L’aventure Venturelli


Il y a de l’énergie (la poussée), ou du moins la trace d’un geste sur le papier, quand le corps dessinant a enchaîné sur le corps dessiné. Une certaine articulation de la main et du regard : c’est cela le gestus, qui n’imite pas au sens classique de l’imitation.
Ce qui l’attire, ce sont quelques détails – la singularité d’un corps, comme chez l’anatomiste-policier Morelli. Plutôt donc une fascination pour l’hétérogène que pour l’homogène (la forme). Il ne s’agit donc pas, pour lui, d’un vouloir (artiste) : imiter par exemple, mais sans focaliser, donc sans intention (l’attention étant suspendue), de se laisser entraîner, d’être pris en charge par les lignes d’un corps.
C’est cette perception de balayage (de scanning) – très large – qui laisse advenir (à la périphérie) les détails incongrus, que la perception consciente ignorerait.
Pour pouvoir se laisser happer ainsi, encore faut-il avoir beaucoup dessiné – ou pour le critique d’art, avoir beaucoup vu. La naïveté est une conquête : rien qui ne serait là au début. Ainsi pour l’artiste comme pour le critique, faut-il avoir fréquenté beaucoup d’expositions et de musées (avoir passé, pour lui, une partie de sa jeunesse au Musée des Beaux-Arts de Caen).
Il y aurait donc comme un fil invisible, entre le trait suivi involontairement sur le corps, le geste et la trace sur le papier et la toile.
Cet ensemble accomplirait une quasi finalité – ce pourrait être celle de l’écriture ; à la limite un quasi texte (du graffiti comme chez Twombly) surgirait au milieu de la couleur. Mais pour lui ce serait trop de culture.

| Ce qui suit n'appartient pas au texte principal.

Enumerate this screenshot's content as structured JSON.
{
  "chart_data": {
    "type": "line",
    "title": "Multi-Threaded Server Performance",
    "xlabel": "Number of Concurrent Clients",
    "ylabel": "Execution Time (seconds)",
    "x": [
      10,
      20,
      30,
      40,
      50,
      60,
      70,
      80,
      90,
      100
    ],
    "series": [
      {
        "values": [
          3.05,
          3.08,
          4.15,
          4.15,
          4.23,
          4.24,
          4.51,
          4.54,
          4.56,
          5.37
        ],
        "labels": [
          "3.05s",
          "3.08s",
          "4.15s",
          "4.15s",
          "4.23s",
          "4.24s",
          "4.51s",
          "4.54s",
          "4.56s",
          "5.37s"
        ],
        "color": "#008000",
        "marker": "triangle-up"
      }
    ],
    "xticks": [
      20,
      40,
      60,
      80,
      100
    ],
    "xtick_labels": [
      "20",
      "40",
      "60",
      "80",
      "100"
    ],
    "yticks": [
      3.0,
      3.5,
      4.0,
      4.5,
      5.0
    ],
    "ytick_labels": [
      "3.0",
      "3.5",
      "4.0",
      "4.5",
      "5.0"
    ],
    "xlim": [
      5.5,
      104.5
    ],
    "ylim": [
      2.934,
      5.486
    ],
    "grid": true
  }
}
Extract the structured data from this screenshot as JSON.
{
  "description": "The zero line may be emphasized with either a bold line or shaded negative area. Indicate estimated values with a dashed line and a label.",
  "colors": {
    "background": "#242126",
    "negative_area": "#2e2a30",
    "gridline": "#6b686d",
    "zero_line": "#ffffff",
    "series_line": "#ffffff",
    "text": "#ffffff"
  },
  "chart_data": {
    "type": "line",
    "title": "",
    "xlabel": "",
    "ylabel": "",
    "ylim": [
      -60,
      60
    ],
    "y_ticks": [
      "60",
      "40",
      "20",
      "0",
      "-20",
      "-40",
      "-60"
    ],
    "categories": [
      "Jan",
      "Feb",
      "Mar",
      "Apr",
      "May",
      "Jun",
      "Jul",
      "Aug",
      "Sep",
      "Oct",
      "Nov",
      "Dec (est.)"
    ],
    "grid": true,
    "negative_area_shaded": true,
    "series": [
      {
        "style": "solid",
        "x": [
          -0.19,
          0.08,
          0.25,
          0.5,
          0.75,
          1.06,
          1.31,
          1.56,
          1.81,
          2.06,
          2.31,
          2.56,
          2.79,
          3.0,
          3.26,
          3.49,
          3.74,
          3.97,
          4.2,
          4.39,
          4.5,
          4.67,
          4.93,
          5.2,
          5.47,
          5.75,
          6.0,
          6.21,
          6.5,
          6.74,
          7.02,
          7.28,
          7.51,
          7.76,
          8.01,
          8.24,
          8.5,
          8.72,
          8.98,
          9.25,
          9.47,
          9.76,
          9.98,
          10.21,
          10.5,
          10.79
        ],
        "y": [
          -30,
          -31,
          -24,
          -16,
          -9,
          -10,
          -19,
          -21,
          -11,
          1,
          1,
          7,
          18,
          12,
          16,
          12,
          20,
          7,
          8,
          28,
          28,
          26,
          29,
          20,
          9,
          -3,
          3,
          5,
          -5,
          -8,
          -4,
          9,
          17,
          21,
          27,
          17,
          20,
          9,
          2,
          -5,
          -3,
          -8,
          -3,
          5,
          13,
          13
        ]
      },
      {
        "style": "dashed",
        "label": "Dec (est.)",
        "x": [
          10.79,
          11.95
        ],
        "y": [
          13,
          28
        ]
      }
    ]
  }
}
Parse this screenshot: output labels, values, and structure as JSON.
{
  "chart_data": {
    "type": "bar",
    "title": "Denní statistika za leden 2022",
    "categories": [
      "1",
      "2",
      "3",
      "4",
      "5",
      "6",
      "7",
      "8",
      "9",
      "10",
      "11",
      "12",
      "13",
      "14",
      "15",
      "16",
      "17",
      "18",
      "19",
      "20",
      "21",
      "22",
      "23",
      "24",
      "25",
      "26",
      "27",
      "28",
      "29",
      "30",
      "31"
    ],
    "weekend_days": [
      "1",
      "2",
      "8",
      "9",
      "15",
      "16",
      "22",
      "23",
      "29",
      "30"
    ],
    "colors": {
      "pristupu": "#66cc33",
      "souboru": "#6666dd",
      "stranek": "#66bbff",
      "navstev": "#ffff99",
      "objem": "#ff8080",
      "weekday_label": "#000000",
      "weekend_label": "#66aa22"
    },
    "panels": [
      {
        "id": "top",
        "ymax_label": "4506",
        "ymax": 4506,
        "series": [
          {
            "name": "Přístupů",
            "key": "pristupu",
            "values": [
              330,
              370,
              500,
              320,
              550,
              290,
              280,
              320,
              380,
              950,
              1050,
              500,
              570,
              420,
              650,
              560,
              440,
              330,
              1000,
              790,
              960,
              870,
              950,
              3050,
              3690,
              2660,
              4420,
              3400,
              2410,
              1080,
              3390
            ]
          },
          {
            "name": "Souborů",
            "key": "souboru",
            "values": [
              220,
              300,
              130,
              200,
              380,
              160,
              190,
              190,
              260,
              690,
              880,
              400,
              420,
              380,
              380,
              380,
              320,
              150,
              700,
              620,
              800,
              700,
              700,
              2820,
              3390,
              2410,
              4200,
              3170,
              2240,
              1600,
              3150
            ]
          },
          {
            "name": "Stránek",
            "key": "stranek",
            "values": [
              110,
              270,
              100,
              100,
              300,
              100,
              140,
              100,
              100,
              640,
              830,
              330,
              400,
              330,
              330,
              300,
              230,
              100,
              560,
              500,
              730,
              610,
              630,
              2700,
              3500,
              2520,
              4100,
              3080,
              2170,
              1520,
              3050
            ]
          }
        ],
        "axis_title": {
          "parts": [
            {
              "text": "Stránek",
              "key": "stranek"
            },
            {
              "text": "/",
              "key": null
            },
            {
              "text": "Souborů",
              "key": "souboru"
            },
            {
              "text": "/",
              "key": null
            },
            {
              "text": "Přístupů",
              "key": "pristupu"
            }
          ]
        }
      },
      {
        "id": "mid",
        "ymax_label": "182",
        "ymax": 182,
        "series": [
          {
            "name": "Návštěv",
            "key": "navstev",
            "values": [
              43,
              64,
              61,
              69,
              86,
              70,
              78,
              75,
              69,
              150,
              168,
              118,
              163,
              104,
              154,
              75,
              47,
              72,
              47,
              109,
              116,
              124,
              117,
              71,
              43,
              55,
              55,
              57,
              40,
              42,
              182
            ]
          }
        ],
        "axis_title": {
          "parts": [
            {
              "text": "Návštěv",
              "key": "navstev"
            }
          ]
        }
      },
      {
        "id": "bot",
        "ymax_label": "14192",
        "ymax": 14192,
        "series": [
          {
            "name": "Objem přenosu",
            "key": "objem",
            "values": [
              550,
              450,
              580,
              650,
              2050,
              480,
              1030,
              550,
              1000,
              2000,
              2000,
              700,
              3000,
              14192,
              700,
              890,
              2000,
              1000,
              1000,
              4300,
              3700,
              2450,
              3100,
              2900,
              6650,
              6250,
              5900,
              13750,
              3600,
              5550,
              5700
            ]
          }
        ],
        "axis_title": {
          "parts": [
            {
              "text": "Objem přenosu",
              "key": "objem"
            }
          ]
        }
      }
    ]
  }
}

On peut seulement dire de lui qu’il y a une poussée vers… la culture (l’écriture). Vers… c’est une finalité. Or la finalité a été coupée. Elle est restée suspendue.
La réussite – mais c’est aussi le risque, toujours renouvelé et frôlé – consiste à se tenir au bord de l’effondrement que le dessin ou la toile s’y tiennent. Tiennent.
En effet : il faut sentir (et non voir) que, d’une part il y a suffisamment de poussée pour que cela s’accomplisse, et d’autre part que cette finalité est un suspens.
On comprend bien alors qu’il faut aller chercher quelque part – sur un corps – l’amorce de finalité, le début de la poussée, pour la conduire le plus loin possible. Sans l’accomplir. Et pourtant sans qu’elle s’effondre.
On peut dire que le point de départ, c’est toujours un évènement, mais que ce n’est plus, comme pour l’art classique, un haut-fait. Plutôt un détail qui perdure dans une mémoire quasi-organique, au repli du corps. Toujours une survenue, malgré tout.
Que l’art se trouve dans cette coupure de la finalité – et nous le savons depuis Kant. Et non dans la culture. Paradoxalement une telle peinture, si aventurée, apparaît lorsque le musée, totalisant l’histoire de l’art en produisant le grand œuvre, la culture, devient le site de l’art, le monde l’art.
C’est que depuis le mouvement de retrait – dans le cadre de la peinture de représentation – systématiquement amorcé depuis Manet (et pressenti dans la critique d’un Diderot) jusqu’à aujourd’hui, il s’agirait toujours de couper la finalité, et donc dans l’histoire de la peinture, de remonter plus amont, pour saisir la finalité à sa source. Afin de la couper avant qu’elle fasse œuvre. Mais si elle réussit, cette tentative appartiendra à l’histoire de l’art.
C’est en cela qu’il lui faut, non seulement partir de l’histoire de l’art, mais être à proximité des contemporains.
D’une certaine manière, il faut s’en tenir toujours aux derniers grands contemporains, non pas pour les citer mais pour y faire comparaître ce qui s’y réinvente toujours de finalité culturelle, qui patiemment se reconstitue, malgré toutes les tentatives de mise en question de cette culture. Le mouvement de l’art se faisant doit toujours être de recul. C’est un mouvement d’absence, qui reprend le labeur d’absence là où les contemporains l’ont laissé. Prolonger ce mouvement, c’est d’une certaine manière toujours régresser. Faire un petit recul en sachant que l’on recule toujours vers le sans-fond.
Pour cette raison les artistes creusent l’absence du monde, au risque pour chacun, dans tel ou tel travail, de connaître le naufrage de l’absence du monde en monde de l’absence (Blanchot). En cela consiste l’aventure Venturelli.